Monday, December 16, 2013
So as anyone who reads my blog knows my mom was recently diagnosed with breast cancer on top of the fact that my dad passed away in early October. Well my mom lives three hours away and has been seeing doctors in preparation for deciding which course of treatment to take with regard to this cancer. She has seen 5 different doctors and basically been told 5 different things in one respect or another. I found out today some crap this one doctor told her that she did not tell me about before and when I asked her why she didn't tell me she said it's because I am "too busy" for her.
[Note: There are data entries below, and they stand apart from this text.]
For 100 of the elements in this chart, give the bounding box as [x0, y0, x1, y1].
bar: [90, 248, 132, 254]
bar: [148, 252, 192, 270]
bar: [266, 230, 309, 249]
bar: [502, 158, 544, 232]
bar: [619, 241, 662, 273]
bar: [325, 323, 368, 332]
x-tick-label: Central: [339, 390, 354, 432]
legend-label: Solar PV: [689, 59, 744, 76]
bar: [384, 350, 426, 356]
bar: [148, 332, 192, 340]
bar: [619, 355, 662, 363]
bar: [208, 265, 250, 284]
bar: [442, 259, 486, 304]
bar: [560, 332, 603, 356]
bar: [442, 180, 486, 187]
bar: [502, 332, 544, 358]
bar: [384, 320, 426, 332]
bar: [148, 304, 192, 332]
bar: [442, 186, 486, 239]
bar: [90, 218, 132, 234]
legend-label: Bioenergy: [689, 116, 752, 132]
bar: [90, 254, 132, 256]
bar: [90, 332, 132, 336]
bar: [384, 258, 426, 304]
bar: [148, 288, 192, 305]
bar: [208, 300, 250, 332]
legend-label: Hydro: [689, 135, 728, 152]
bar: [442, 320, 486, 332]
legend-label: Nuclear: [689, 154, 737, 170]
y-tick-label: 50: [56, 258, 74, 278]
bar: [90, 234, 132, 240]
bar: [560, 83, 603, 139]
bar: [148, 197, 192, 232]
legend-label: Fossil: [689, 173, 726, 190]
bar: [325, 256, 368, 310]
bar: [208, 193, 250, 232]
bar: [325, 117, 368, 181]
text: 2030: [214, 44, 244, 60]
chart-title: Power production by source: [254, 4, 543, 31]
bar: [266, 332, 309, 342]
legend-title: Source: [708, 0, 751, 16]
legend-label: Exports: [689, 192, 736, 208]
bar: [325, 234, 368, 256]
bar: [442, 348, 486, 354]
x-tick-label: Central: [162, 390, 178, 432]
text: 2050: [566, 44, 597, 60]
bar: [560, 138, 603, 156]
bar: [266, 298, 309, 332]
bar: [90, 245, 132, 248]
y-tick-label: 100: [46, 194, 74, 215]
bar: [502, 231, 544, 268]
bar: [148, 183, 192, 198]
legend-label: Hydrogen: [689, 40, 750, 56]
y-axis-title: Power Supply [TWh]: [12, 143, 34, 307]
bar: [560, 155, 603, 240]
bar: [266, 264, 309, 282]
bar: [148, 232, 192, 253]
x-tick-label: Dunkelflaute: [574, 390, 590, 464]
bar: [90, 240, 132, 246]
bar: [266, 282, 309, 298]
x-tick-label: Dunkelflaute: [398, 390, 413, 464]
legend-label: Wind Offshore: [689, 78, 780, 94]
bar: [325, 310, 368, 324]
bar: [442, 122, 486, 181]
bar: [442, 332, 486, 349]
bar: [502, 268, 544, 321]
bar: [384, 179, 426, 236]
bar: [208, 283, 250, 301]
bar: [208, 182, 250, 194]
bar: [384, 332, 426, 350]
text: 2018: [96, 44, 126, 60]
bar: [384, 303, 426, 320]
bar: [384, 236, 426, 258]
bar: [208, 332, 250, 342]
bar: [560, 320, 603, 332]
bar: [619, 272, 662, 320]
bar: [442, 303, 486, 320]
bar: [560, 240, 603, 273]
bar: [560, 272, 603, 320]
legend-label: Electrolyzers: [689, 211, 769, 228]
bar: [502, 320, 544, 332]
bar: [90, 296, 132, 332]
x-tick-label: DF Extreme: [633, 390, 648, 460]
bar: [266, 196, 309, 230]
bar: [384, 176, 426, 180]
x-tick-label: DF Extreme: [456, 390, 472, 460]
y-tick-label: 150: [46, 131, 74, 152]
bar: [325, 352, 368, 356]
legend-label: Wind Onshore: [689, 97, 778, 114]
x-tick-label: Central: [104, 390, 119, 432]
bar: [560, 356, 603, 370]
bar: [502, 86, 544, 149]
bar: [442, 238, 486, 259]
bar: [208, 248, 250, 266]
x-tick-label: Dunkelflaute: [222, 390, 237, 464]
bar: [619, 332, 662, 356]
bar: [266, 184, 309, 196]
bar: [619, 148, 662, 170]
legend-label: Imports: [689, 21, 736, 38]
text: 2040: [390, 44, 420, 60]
I cannot begin to express how I do not enjoy this guilt trip she is putting me on. I love my mom, but this is also a really terrible time for me to just shut the rest of my life off and deal with her stuff...it's not easy to take care of her from 3 hours away when I have a job I really love and can't really afford to just quit and 5 kids, 3 dogs, and 2 cats, plus a home to manage. Can you say frustrating? I have offered to move her here but all she does is flip out about how I don't have a doggy yard for her dogs and she can't take them outside and so on. She'd have her own room here and we could work on the dog issue. It'd be a huge pain in the ass but we'd figure it out. Lord help me please because I really need some guidance here. She admitted to me that she is shutting everyone in her life out and I told her she can't make it thru this if she does that....she said she knows but she's doing it anyway.
not sure how much more of all of that my stress level can handle.